Thanksgivukkah is the overlap of Hanukkah, the eight-day-long Jewish Festival of Lights, and Thanksgiving. We're lucky that the most recent occurrence was only 125 years ago; the next time the two holidays intersect is more than 70,000 years away.

Thanksgivukkah
The first day of Hanukkah and Thanksgiving fall on the same day this year. (Curtis Compton/Atlanta Journal-Constitution/MCT)

For this reason, I'm more excited for Hanukkah than ever. And I'm in good company; the holiday has become a pop-culture phenomenon, with devoted Facebook pages and Twitter feeds. Browsing through blogs, I've seen the strangest combinations of turkey, cranberries, and gelt (the gold coins traditionally used to play dreidel) imaginable. My family is even going to a latke-tasting event, where the traditional potato pancakes are supplemented with sweet potatoes and stuffing. I'm most looking forward to the cranberry sufganiyot (doughnuts filled with jelly, usually raspberry, and served on Hanukkah nights).

The holiday has perfect timing. This year is the first one in about a decade that I will celebrate Thanksgiving in California. Rather than flying back East, my immediate family is hosting a small number of grandparents and cousins. The holidays' intersection creates a convenient two-birds-with-one-stone situation. Not only can we enjoy our traditional Thanksgiving feast as one big family, we also get to light Hanukkah candles together for the first time.

I'm grateful for that.

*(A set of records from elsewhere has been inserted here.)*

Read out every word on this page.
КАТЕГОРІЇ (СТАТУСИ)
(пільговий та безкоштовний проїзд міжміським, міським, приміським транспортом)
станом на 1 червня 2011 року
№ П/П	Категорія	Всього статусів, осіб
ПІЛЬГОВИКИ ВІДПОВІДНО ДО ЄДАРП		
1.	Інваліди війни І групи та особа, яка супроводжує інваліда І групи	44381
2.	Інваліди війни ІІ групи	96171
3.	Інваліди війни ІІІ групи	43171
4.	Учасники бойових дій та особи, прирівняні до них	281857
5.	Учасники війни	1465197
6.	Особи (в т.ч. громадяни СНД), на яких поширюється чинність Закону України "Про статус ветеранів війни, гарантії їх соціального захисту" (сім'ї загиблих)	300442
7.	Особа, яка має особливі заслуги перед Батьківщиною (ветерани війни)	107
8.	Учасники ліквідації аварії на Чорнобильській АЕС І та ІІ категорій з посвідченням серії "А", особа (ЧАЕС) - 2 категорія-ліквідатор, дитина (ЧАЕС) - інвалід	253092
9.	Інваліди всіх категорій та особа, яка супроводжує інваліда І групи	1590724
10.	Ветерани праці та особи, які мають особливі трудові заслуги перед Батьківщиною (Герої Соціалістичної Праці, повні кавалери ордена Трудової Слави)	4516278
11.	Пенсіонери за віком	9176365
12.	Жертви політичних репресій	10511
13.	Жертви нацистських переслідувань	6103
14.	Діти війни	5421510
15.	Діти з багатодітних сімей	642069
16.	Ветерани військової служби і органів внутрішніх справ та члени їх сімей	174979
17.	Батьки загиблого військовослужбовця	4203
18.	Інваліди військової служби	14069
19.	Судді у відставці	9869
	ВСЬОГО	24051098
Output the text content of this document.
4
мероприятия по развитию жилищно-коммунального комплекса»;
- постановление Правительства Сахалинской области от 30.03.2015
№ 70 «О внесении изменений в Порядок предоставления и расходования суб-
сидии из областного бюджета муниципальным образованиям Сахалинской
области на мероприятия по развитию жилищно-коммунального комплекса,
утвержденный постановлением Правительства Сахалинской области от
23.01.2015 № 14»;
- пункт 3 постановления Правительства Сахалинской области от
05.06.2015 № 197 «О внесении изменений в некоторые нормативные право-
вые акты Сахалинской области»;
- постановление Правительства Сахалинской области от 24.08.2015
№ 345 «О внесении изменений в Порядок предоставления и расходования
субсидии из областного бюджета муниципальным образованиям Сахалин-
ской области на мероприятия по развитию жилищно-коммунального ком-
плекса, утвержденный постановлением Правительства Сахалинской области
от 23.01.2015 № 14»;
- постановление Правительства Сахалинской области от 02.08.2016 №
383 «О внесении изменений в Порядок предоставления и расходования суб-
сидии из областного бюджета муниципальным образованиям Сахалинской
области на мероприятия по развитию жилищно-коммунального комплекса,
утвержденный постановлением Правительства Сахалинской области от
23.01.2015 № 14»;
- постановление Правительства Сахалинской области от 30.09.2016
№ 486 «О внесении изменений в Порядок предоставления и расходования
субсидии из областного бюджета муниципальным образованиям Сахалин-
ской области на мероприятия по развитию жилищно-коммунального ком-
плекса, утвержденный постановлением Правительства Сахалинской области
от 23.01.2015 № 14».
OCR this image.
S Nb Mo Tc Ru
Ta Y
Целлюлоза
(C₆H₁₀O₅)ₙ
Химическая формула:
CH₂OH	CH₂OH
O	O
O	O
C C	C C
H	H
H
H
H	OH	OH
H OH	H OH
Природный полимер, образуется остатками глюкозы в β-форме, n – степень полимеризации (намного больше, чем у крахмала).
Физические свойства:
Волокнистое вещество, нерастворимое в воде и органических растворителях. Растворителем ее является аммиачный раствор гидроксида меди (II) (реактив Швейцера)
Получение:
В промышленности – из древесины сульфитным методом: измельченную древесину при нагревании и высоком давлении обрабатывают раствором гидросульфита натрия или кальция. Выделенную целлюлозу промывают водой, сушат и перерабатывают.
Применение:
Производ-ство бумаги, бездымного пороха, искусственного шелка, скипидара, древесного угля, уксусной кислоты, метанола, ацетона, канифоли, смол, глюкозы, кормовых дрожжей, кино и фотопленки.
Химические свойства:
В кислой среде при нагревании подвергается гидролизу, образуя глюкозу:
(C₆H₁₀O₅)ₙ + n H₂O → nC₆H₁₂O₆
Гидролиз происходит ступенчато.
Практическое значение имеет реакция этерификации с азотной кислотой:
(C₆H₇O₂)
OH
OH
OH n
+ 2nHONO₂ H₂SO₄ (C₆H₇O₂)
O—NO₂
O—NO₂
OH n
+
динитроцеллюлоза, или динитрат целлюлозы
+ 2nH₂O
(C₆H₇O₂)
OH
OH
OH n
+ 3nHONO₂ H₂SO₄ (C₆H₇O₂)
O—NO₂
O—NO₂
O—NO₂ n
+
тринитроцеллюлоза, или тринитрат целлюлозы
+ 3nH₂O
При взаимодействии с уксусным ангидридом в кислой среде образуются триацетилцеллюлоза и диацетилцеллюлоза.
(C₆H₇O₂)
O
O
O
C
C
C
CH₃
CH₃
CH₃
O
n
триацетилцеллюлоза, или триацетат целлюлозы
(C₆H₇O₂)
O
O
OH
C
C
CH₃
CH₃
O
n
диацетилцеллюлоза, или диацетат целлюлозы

Preparing for the big day, I've come to realize that Thanksgiving isn't all that different from Hanukkah. The two holidays are about life: celebrating it, fighting for it and, most of all, enjoying it. The details might differ -- the Jews fought the Greeks, the Pilgrims battled hunger -- but on both holidays, we recall the importance of appreciating what we were given. We give thanks to those we take for granted, and we remember how lucky we are. We honor our ancestors' memory by reliving their struggles and celebrating their triumphs.

That's the beauty of Thanksgivukkah: It reminds us that, no matter what holiday we celebrate or religion we follow, our conflicts and our victories are not that different.